2° Au 1 du VI, après la référence : « 7 » sont insérés les mots : « et au 7 bis ».

TITRE IV

DISPOSITIONS RELATIVES À L’OUTRE-MER

Article 10

I. – Le code électoral est ainsi modifié :

1° Au premier alinéa de l’article L. 388, la référence : « loi n° 2017-1339 du 15 septembre 2017 pour la confiance dans la vie politique » est remplacée par la référence : « loi n°       du         relative à la lutte contre les fausses informations » ;

2° À l’article L. 395, la référence : « loi n° 2018-51 du 31 janvier 2018 relative aux modalités de dépôt de candidature aux élections » est remplacée par la référence : « loi n°         du          relative à la lutte contre les fausses informations » ;

3° À l’article L. 439, la référence : « loi n° 2018-51 du 31 janvier 2018 relative aux modalités de dépôt de candidature aux élections » est remplacée par la référence : « loi n°         du          relative à la lutte contre les fausses informations ».
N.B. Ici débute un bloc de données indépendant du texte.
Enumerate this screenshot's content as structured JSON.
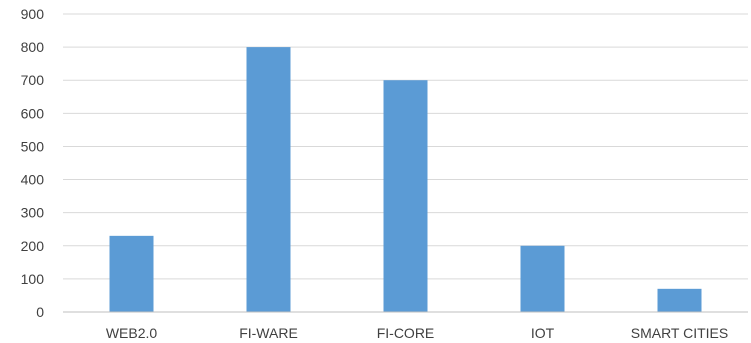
{
  "chart_data": {
    "type": "bar",
    "categories": [
      "WEB2.0",
      "FI-WARE",
      "FI-CORE",
      "IOT",
      "SMART CITIES"
    ],
    "values": [
      230,
      800,
      700,
      200,
      70
    ],
    "title": "",
    "xlabel": "",
    "ylabel": "",
    "ylim": [
      0,
      900
    ],
    "yticks": [
      "0",
      "100",
      "200",
      "300",
      "400",
      "500",
      "600",
      "700",
      "800",
      "900"
    ],
    "grid": true,
    "legend": "none",
    "bar_color": "#5b9bd5"
  }
}
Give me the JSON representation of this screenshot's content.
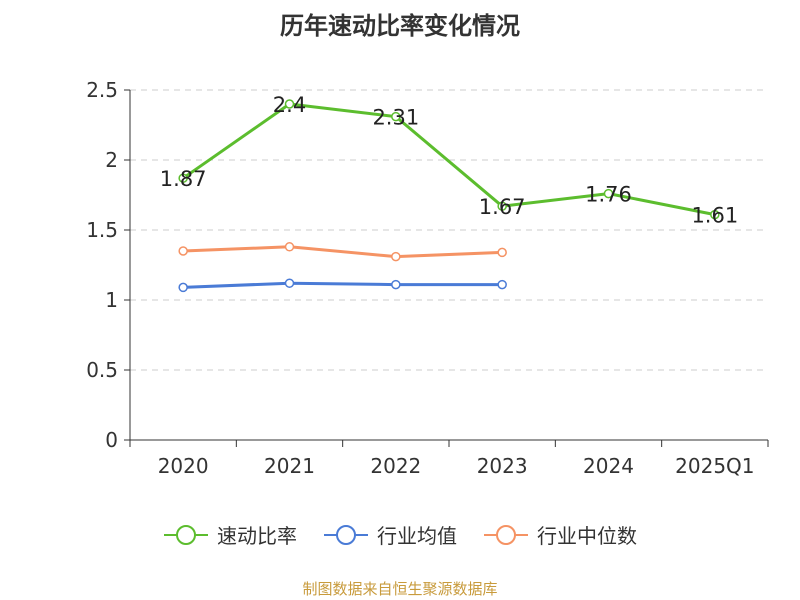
{
  "chart_data": {
    "type": "line",
    "title": "历年速动比率变化情况",
    "categories": [
      "2020",
      "2021",
      "2022",
      "2023",
      "2024",
      "2025Q1"
    ],
    "ylim": [
      0,
      2.5
    ],
    "yticks": [
      "0",
      "0.5",
      "1",
      "1.5",
      "2",
      "2.5"
    ],
    "grid": true,
    "legend_position": "bottom",
    "series": [
      {
        "name": "速动比率",
        "color": "#5cbd2e",
        "values": [
          1.87,
          2.4,
          2.31,
          1.67,
          1.76,
          1.61
        ],
        "labels": [
          "1.87",
          "2.4",
          "2.31",
          "1.67",
          "1.76",
          "1.61"
        ]
      },
      {
        "name": "行业均值",
        "color": "#4a7bd6",
        "values": [
          1.09,
          1.12,
          1.11,
          1.11,
          null,
          null
        ]
      },
      {
        "name": "行业中位数",
        "color": "#f59364",
        "values": [
          1.35,
          1.38,
          1.31,
          1.34,
          null,
          null
        ]
      }
    ]
  },
  "source": "制图数据来自恒生聚源数据库"
}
II. – Au premier alinéa de l’article 26 de la loi n° 77-729 du 7 juillet 1977 relative à l’élection des représentants au Parlement européen, la référence : « loi n° 2017-1339 du 15 septembre 2017 pour la confiance dans la vie politique » est remplacée par la référence : « loi n°      du        relative à la lutte contre les fausses informations ».
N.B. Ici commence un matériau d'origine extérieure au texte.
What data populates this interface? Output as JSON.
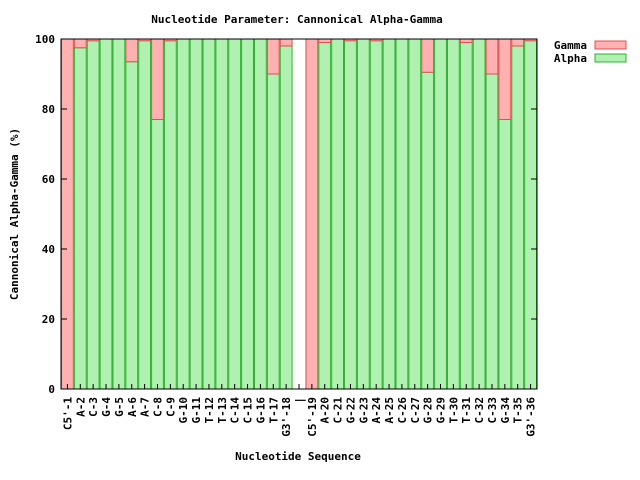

III. – À l’article 108 de la loi n° 86-1067 du 30 septembre 1986 relative à la liberté de communication, la référence : « loi n° 2017-256 du 28 février 2017 de programmation relative à l’égalité réelle outre-mer et portant autres dispositions en matière sociale et économique » est remplacée par la référence : « loi n°      du      relative à la lutte contre les fausses informations ».

IV. – Le premier alinéa du I de l’article 57 de la loi n° 2004-575 du 21 juin 2004 pour la confiance dans l’économie numérique est complété par les mots : « dans leur rédaction résultant de la loi n°       du        relative à la lutte contre les fausses informations ».